A few years ago now, I decided to have a go and drying and grinding my own garlic and onion. After doing this, I found in a very short time these ground ingredients set like stone in my jars. Made me think that the onion powder and garlic powder you purchase from the shops must have some sort of anti-caking agent in them or they’d set like mine. They’d have to use something that doesn’t thicken or cream up like any sort of flour, or you’d notice it in this basic ingredient. One of the reasons I use my spice blends is that I have control over what I’m adding to my food. I chose to go back a step and remove the possibility that there may be additives in my raw materials. Maybe you will too?
What I do
Because I make most of my spice blends at home and for the cooking school, I reverted to using granules and flakes for garlic and onion. I only grind them into powder when I’m making up a spice blend. Otherwise, they’re just stored on my shelf as they are, granules and flakes. Most of the time the other ingredients in the blend help prevent them from turning solid in your jars.
What if my spice blend still sets in the jar?

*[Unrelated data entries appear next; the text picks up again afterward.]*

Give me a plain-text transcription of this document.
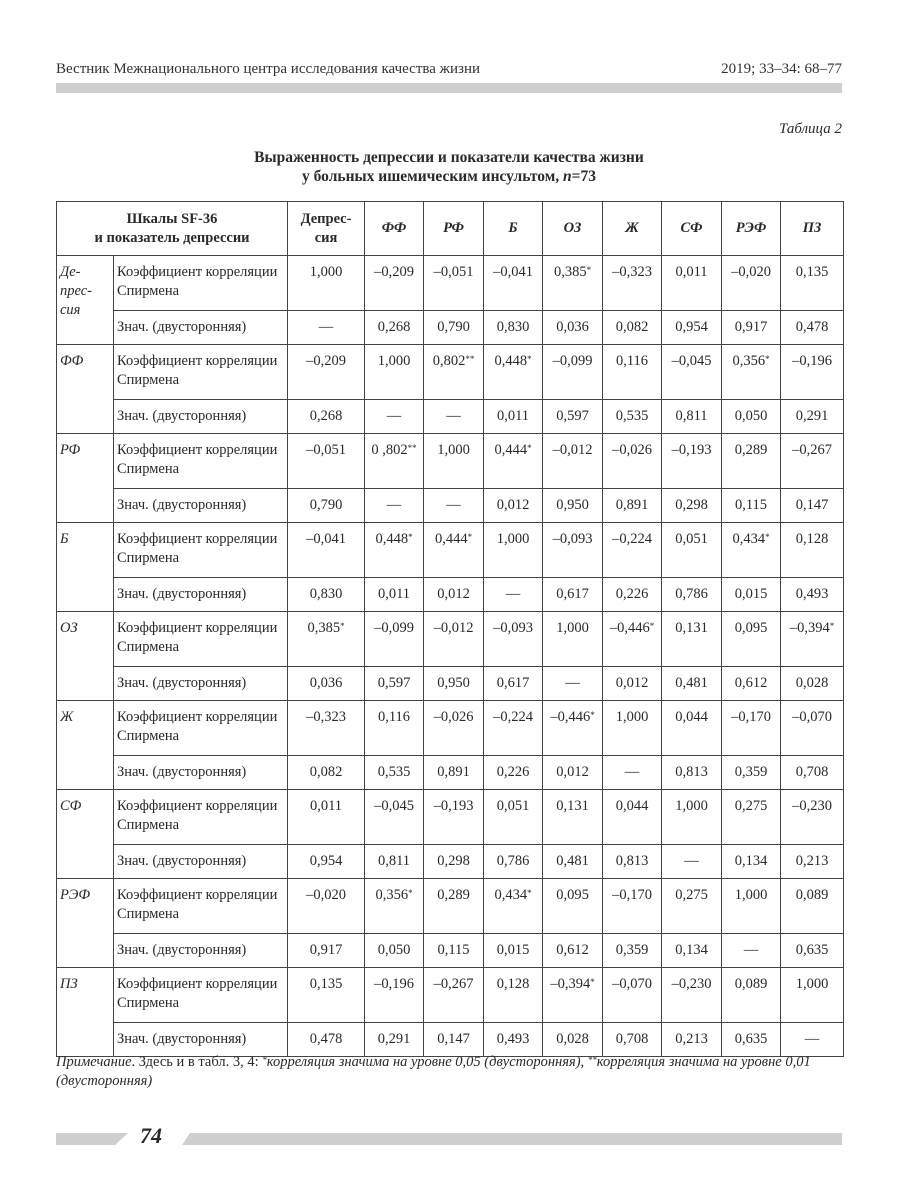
Вестник Межнационального центра исследования качества жизни	2019; 33–34: 68–77
Таблица 2
Выраженность депрессии и показатели качества жизни
у больных ишемическим инсультом, n=73
Шкалы SF-36
и показатель депрессии		Депрес-
сия	ФФ	РФ	Б	ОЗ	Ж	СФ	РЭФ	ПЗ
Де-
прес-
сия	Коэффициент корреляции Спирмена	1,000	–0,209	–0,051	–0,041	0,385*	–0,323	0,011	–0,020	0,135
	Знач. (двусторонняя)	—	0,268	0,790	0,830	0,036	0,082	0,954	0,917	0,478
ФФ	Коэффициент корреляции Спирмена	–0,209	1,000	0,802**	0,448*	–0,099	0,116	–0,045	0,356*	–0,196
	Знач. (двусторонняя)	0,268	—	—	0,011	0,597	0,535	0,811	0,050	0,291
РФ	Коэффициент корреляции Спирмена	–0,051	0 ,802**	1,000	0,444*	–0,012	–0,026	–0,193	0,289	–0,267
	Знач. (двусторонняя)	0,790	—	—	0,012	0,950	0,891	0,298	0,115	0,147
Б	Коэффициент корреляции Спирмена	–0,041	0,448*	0,444*	1,000	–0,093	–0,224	0,051	0,434*	0,128
	Знач. (двусторонняя)	0,830	0,011	0,012	—	0,617	0,226	0,786	0,015	0,493
ОЗ	Коэффициент корреляции Спирмена	0,385*	–0,099	–0,012	–0,093	1,000	–0,446*	0,131	0,095	–0,394*
	Знач. (двусторонняя)	0,036	0,597	0,950	0,617	—	0,012	0,481	0,612	0,028
Ж	Коэффициент корреляции Спирмена	–0,323	0,116	–0,026	–0,224	–0,446*	1,000	0,044	–0,170	–0,070
	Знач. (двусторонняя)	0,082	0,535	0,891	0,226	0,012	—	0,813	0,359	0,708
СФ	Коэффициент корреляции Спирмена	0,011	–0,045	–0,193	0,051	0,131	0,044	1,000	0,275	–0,230
	Знач. (двусторонняя)	0,954	0,811	0,298	0,786	0,481	0,813	—	0,134	0,213
РЭФ	Коэффициент корреляции Спирмена	–0,020	0,356*	0,289	0,434*	0,095	–0,170	0,275	1,000	0,089
	Знач. (двусторонняя)	0,917	0,050	0,115	0,015	0,612	0,359	0,134	—	0,635
ПЗ	Коэффициент корреляции Спирмена	0,135	–0,196	–0,267	0,128	–0,394*	–0,070	–0,230	0,089	1,000
	Знач. (двусторонняя)	0,478	0,291	0,147	0,493	0,028	0,708	0,213	0,635	—
Примечание. Здесь и в табл. 3, 4: *корреляция значима на уровне 0,05 (двусторонняя), **корреляция значима на уровне 0,01 (двусторонняя)
74
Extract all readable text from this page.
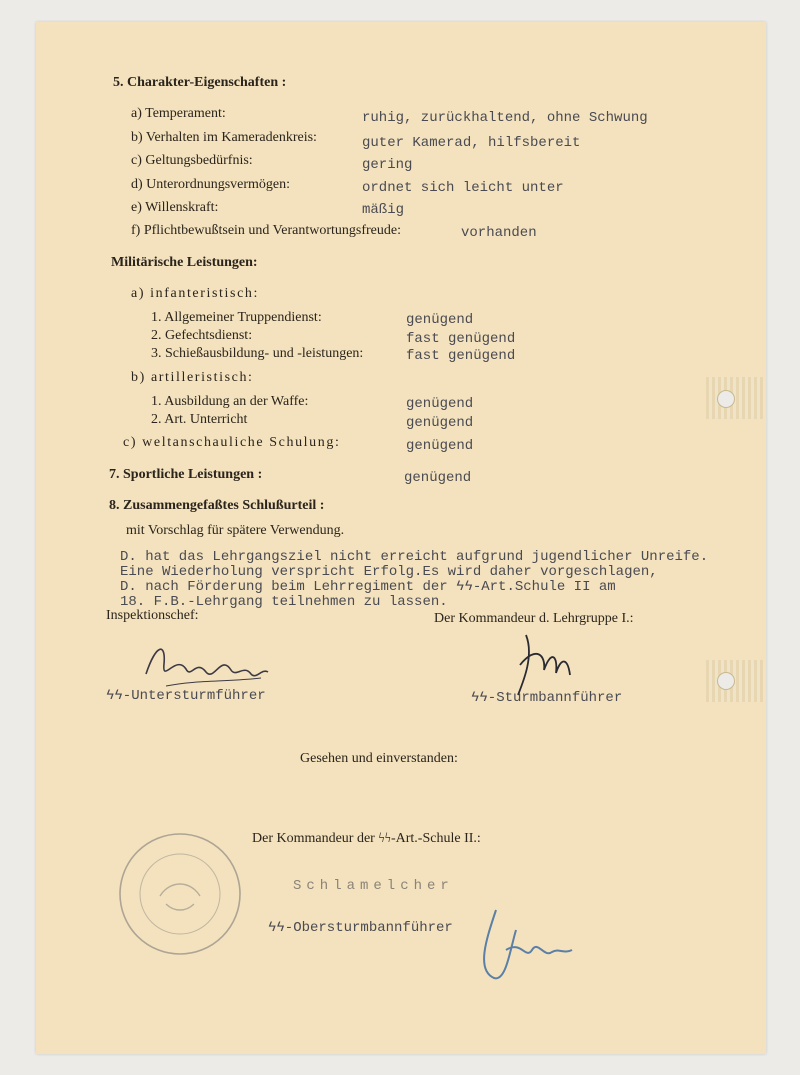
5. Charakter-Eigenschaften :
a) Temperament:	ruhig, zurückhaltend, ohne Schwung
b) Verhalten im Kameradenkreis:	guter Kamerad, hilfsbereit
c) Geltungsbedürfnis:	gering
d) Unterordnungsvermögen:	ordnet sich leicht unter
e) Willenskraft:	mäßig
f) Pflichtbewußtsein und Verantwortungsfreude:	vorhanden
Militärische Leistungen:
a) infanteristisch:
1. Allgemeiner Truppendienst:	genügend
2. Gefechtsdienst:	fast genügend
3. Schießausbildung- und -leistungen:	fast genügend
b) artilleristisch:
1. Ausbildung an der Waffe:	genügend
2. Art. Unterricht	genügend
c) weltanschauliche Schulung:	genügend
7. Sportliche Leistungen :	genügend
8. Zusammengefaßtes Schlußurteil :
mit Vorschlag für spätere Verwendung.
D. hat das Lehrgangsziel nicht erreicht aufgrund jugendlicher Unreife.
Eine Wiederholung verspricht Erfolg.Es wird daher vorgeschlagen,
D. nach Förderung beim Lehrregiment der ϟϟ-Art.Schule II am
18. F.B.-Lehrgang teilnehmen zu lassen.
Inspektionschef:	Der Kommandeur d. Lehrgruppe I.:
ϟϟ-Untersturmführer	ϟϟ-Sturmbannführer
Gesehen und einverstanden:
Der Kommandeur der ϟϟ-Art.-Schule II.:
Schlamelcher
ϟϟ-Obersturmbannführer
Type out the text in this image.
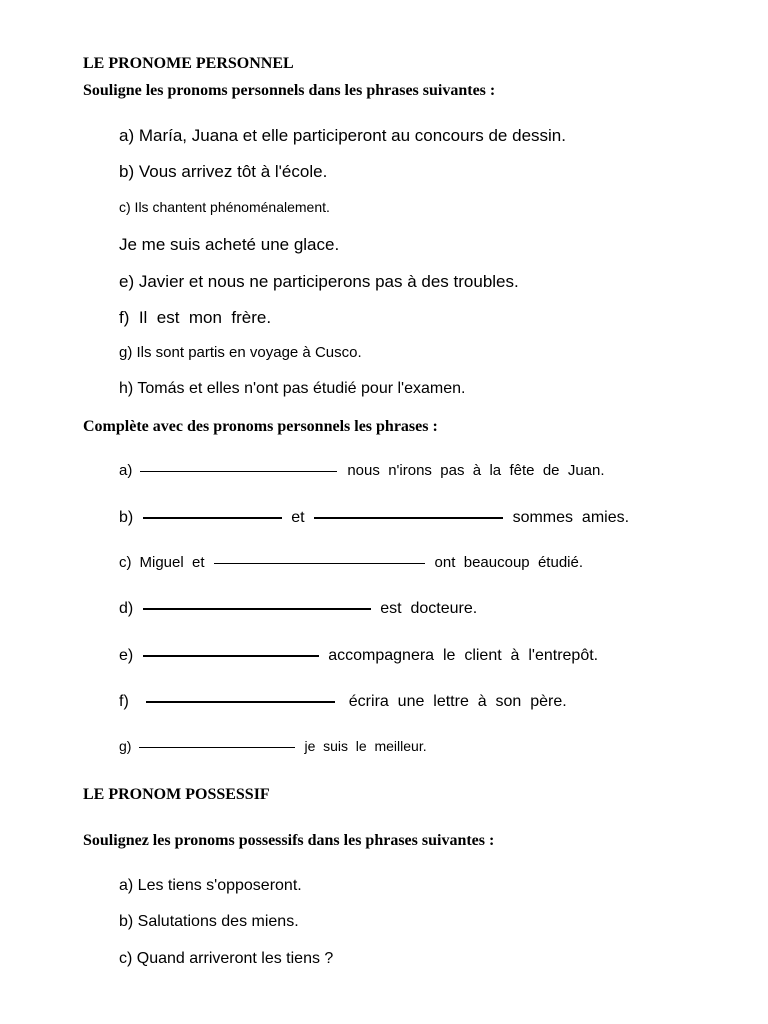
LE PRONOME PERSONNEL
Souligne les pronoms personnels dans les phrases suivantes :
a) María, Juana et elle participeront au concours de dessin.
b) Vous arrivez tôt à l'école.
c) Ils chantent phénoménalement.
Je me suis acheté une glace.
e) Javier et nous ne participerons pas à des troubles.
f)  Il  est  mon  frère.
g) Ils sont partis en voyage à Cusco.
h) Tomás et elles n'ont pas étudié pour l'examen.
Complète avec des pronoms personnels les phrases :
a)	nous  n'irons  pas  à  la  fête  de  Juan.
b)	et	sommes  amies.
c) Miguel  et	ont  beaucoup  étudié.
d)	est  docteure.
e)	accompagnera  le  client  à  l'entrepôt.
f)	écrira  une  lettre  à  son  père.
g)	je  suis  le  meilleur.
LE PRONOM POSSESSIF
Soulignez les pronoms possessifs dans les phrases suivantes :
a) Les tiens s'opposeront.
b) Salutations des miens.
c) Quand arriveront les tiens ?
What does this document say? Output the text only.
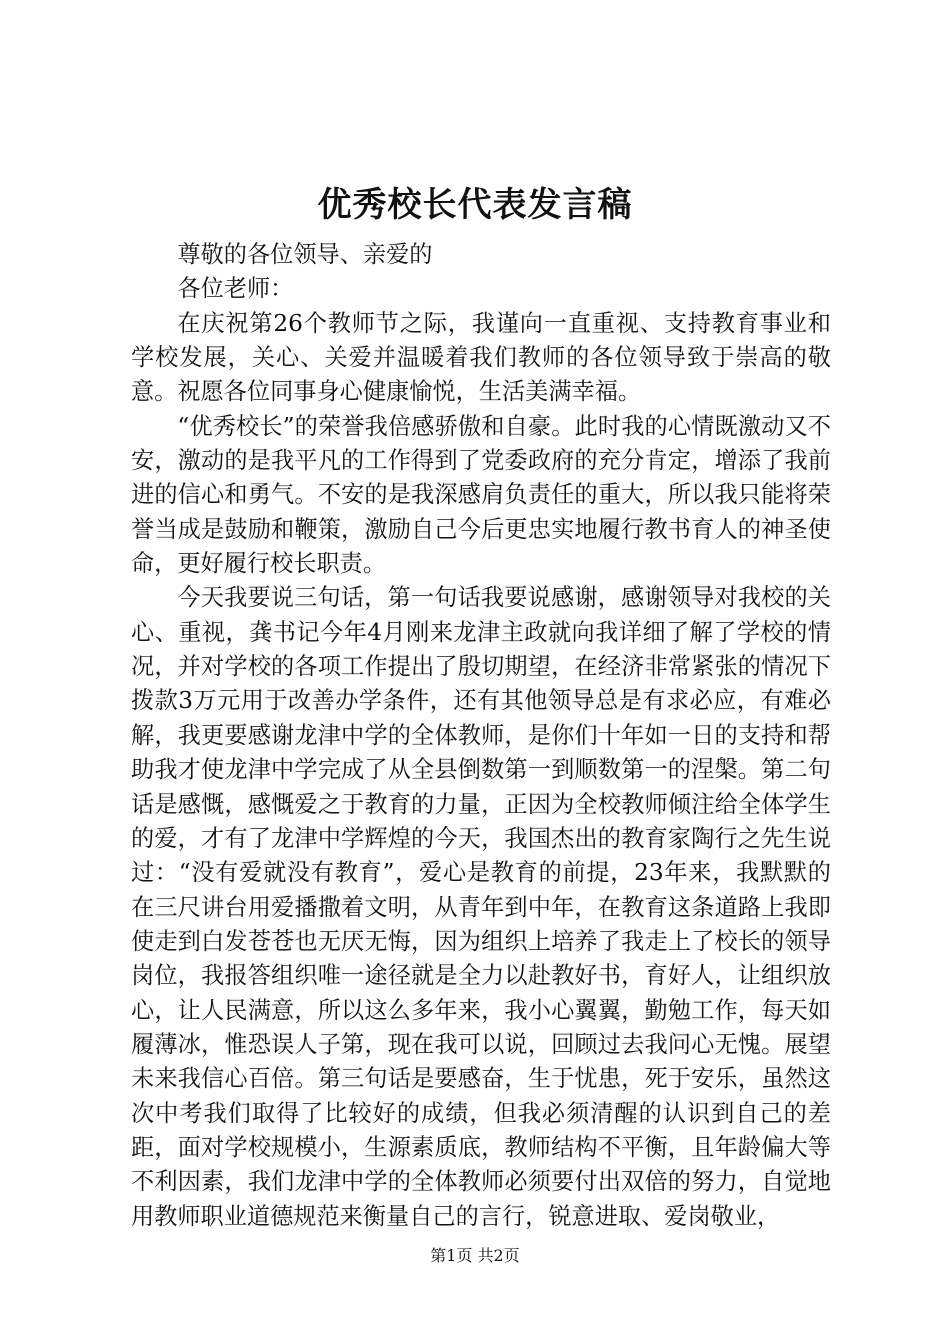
优秀校长代表发言稿

尊敬的各位领导、亲爱的

各位老师：

在庆祝第26个教师节之际，我谨向一直重视、支持教育事业和学校发展，关心、关爱并温暖着我们教师的各位领导致于崇高的敬意。祝愿各位同事身心健康愉悦，生活美满幸福。

“优秀校长”的荣誉我倍感骄傲和自豪。此时我的心情既激动又不安，激动的是我平凡的工作得到了党委政府的充分肯定，增添了我前进的信心和勇气。不安的是我深感肩负责任的重大，所以我只能将荣誉当成是鼓励和鞭策，激励自己今后更忠实地履行教书育人的神圣使命，更好履行校长职责。

今天我要说三句话，第一句话我要说感谢，感谢领导对我校的关心、重视，龚书记今年4月刚来龙津主政就向我详细了解了学校的情况，并对学校的各项工作提出了殷切期望，在经济非常紧张的情况下拨款3万元用于改善办学条件，还有其他领导总是有求必应，有难必解，我更要感谢龙津中学的全体教师，是你们十年如一日的支持和帮助我才使龙津中学完成了从全县倒数第一到顺数第一的涅槃。第二句话是感慨，感慨爱之于教育的力量，正因为全校教师倾注给全体学生的爱，才有了龙津中学辉煌的今天，我国杰出的教育家陶行之先生说过：“没有爱就没有教育”，爱心是教育的前提，23年来，我默默的在三尺讲台用爱播撒着文明，从青年到中年，在教育这条道路上我即使走到白发苍苍也无厌无悔，因为组织上培养了我走上了校长的领导岗位，我报答组织唯一途径就是全力以赴教好书，育好人，让组织放心，让人民满意，所以这么多年来，我小心翼翼，勤勉工作，每天如履薄冰，惟恐误人子第，现在我可以说，回顾过去我问心无愧。展望未来我信心百倍。第三句话是要感奋，生于忧患，死于安乐，虽然这次中考我们取得了比较好的成绩，但我必须清醒的认识到自己的差距，面对学校规模小，生源素质底，教师结构不平衡，且年龄偏大等不利因素，我们龙津中学的全体教师必须要付出双倍的努力，自觉地用教师职业道德规范来衡量自己的言行，锐意进取、爱岗敬业，

第1页 共2页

Although if your recipe has a lot of either of these two ingredients, you can add cornflour or arrowroot flour to keep them loose. Remember they’re thickening agents as well, probably better than what the manufacturers may use, but they might alter your blend a bit. Using them as an anti-caking agent in any of my homemade spice blends isn’t causing any problems for me. In fact, it’s usually better, making a slightly creamier or saucier blend that adheres better to the ingredients in my final recipes.
The other thing you can do is next time you buy some wraps or something that has a little stay fresh sachet in it take it and pop it in your spice jar rather than chuck it out.
- 10 g Cumin seeds
- 10 g garlic granules
- 5 g onion flakes
- 5 g Oregano leaf
- 10 g paprika (use sweet)
- 5 g Turmeric powder
- 5 g good quality sea salt
- 5 g ground pepper
- 5 g raw sugar or brown sugar
- 5 g or less of cayenne pepper or other chilli powder. Use more or less of this depending on your palate. I like to leave it out then add it to the dish I'm cooking so I can cater to everyone.
- A little cornflour or arrowroot flour if you like, about a tablespoon is good for this amount.
- Put all ingredients into the TM bowl and blitz for 30 seconds on speed 9. (Don't blend any longer than 30 seconds or your mix will heat up and that's not desired at this stage)
How I use my Taco Blend
This is just one way this is such a versatile blend.
- Tablespoon of oil
- ½ onion
- 1 tbsp tomato paste
- 300 g mince
- 1 tomato or ½ tin tomatoes
- • Taco shells or wraps
- • Lettuce
- • Tomatoes
- • Avocado
- • Sour Cream
- Cheese of your choice grated. I like a tasty/mozzarella mix
- Cook the onions in a little oil until translucent.
- Add the tomato paste and cook for a further minute to remove the metallic taste
- Add the beef and cook till browned.
- Remove any extra fat from the pan
- Add the tomatoes and set to a low simmer to reduce the tomatoes down.
- add a little water to the pan as needed to keep the mix moist.
- If you like you can add red kidney beans to the pan when adding the meat or purchase a can of refried beans and add it when you add the tomatoes.